FBI Issues Death Threat in U.S. Citizen Interrogation

Thomas R. Eddlam
The New American

An FBI agent reportedly issued a death threat against a U.S. citizen traveling abroad, according to the January 13 New York Times. The American, 19-year-old Gulet Mohamed, also alleges beatings and sleep deprivation in his interrogations since his arrest by Kuwaiti authorities in late December.  After he was detained by Kuwaiti authorities, “Mr. Mohamed said the agents began yelling the name ‘Anwar al-Awlaki’ at him,” the Times reported, “prompting Kuwaiti officials to intervene and request that the agents end the interrogation.” New Mexico-born Anwar al-Awlaki is an American citizen and Islamic cleric who has emigrated to Yemen and advocated jihad against America, and President Obama has reputedly put him on an assassination list of U.S. citizens for when he is found.

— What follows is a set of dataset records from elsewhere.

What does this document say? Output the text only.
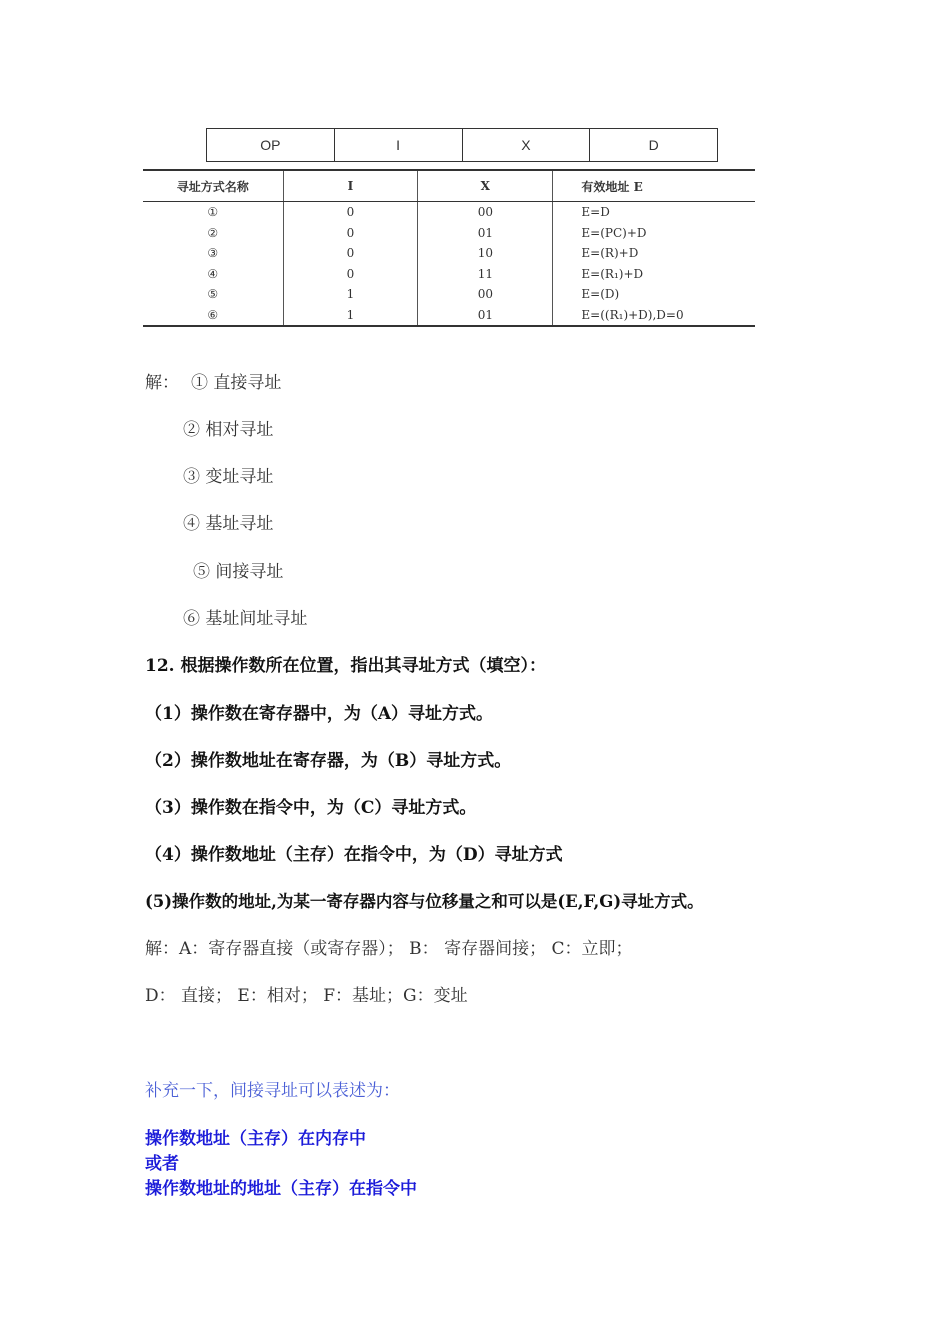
OP	I	X	D
寻址方式名称	I	X	有效地址 E
①	0	00	E=D
②	0	01	E=(PC)+D
③	0	10	E=(R)+D
④	0	11	E=(R₁)+D
⑤	1	00	E=(D)
⑥	1	01	E=((R₁)+D),D=0
解： ① 直接寻址
② 相对寻址
③ 变址寻址
④ 基址寻址
⑤ 间接寻址
⑥ 基址间址寻址
12. 根据操作数所在位置，指出其寻址方式（填空）：
（1）操作数在寄存器中，为（A）寻址方式。
（2）操作数地址在寄存器，为（B）寻址方式。
（3）操作数在指令中，为（C）寻址方式。
（4）操作数地址（主存）在指令中，为（D）寻址方式
(5)操作数的地址,为某一寄存器内容与位移量之和可以是(E,F,G)寻址方式。
解：A：寄存器直接（或寄存器）； B： 寄存器间接； C：立即；
D： 直接； E：相对； F：基址；G：变址
补充一下，间接寻址可以表述为：
操作数地址（主存）在内存中
或者
操作数地址的地址（主存）在指令中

Making a death threat against a defenseless prisoner is a crime of felony torture under the U.S. criminal code, and the jurisdiction of the crime for federal agents is anywhere in the world. The U.S. Code, Title 18, Section 2340 defines felony torture as follows: “torture means an act committed by a person acting under the color of law specifically intended to inflict severe physical or mental pain or suffering (other than pain or suffering incidental to lawful sanctions) upon another person within his custody or physical control,” including “the threat of imminent death.”

The New York Times story added that after Gulet Mohamed’s arrest and while under FBI interrogation,

[H]e said … he was severely beaten, deprived of sleep and questioned about his travels to Yemen and Somalia…. He said the agents never presented evidence that he made contacts with militants. “They wanted me to lie about myself, and pushed me to lie about things I had done,” he said.

Although President Obama campaigned as a candidate against the use of torture, little has apparently changed in this regard since the Bush administration.

The President’s assassination list of U.S. citizens has been public since the Washington Post reported it on January 27, 2010.  While the Washington Post later corrected a few details of its original story, the existence of the assassination list was verified when John O. Brennan, White House senior adviser on counterterrorism, told the Washington Times June 24, 2010 that

To me, terrorists should not be able to hide behind their passports and their citizenship, and that includes U.S. citizens, whether they are overseas or whether they are here in the United States. What we need to do is to apply the appropriate tool and the appropriate response.

Brennan then stressed:

If an American person or citizen is in a Yemen or in a Pakistan or in Somalia or another place, and they are trying to carry out attacks against U.S. interests, they also will face the full brunt of a U.S. response. And it can take many forms.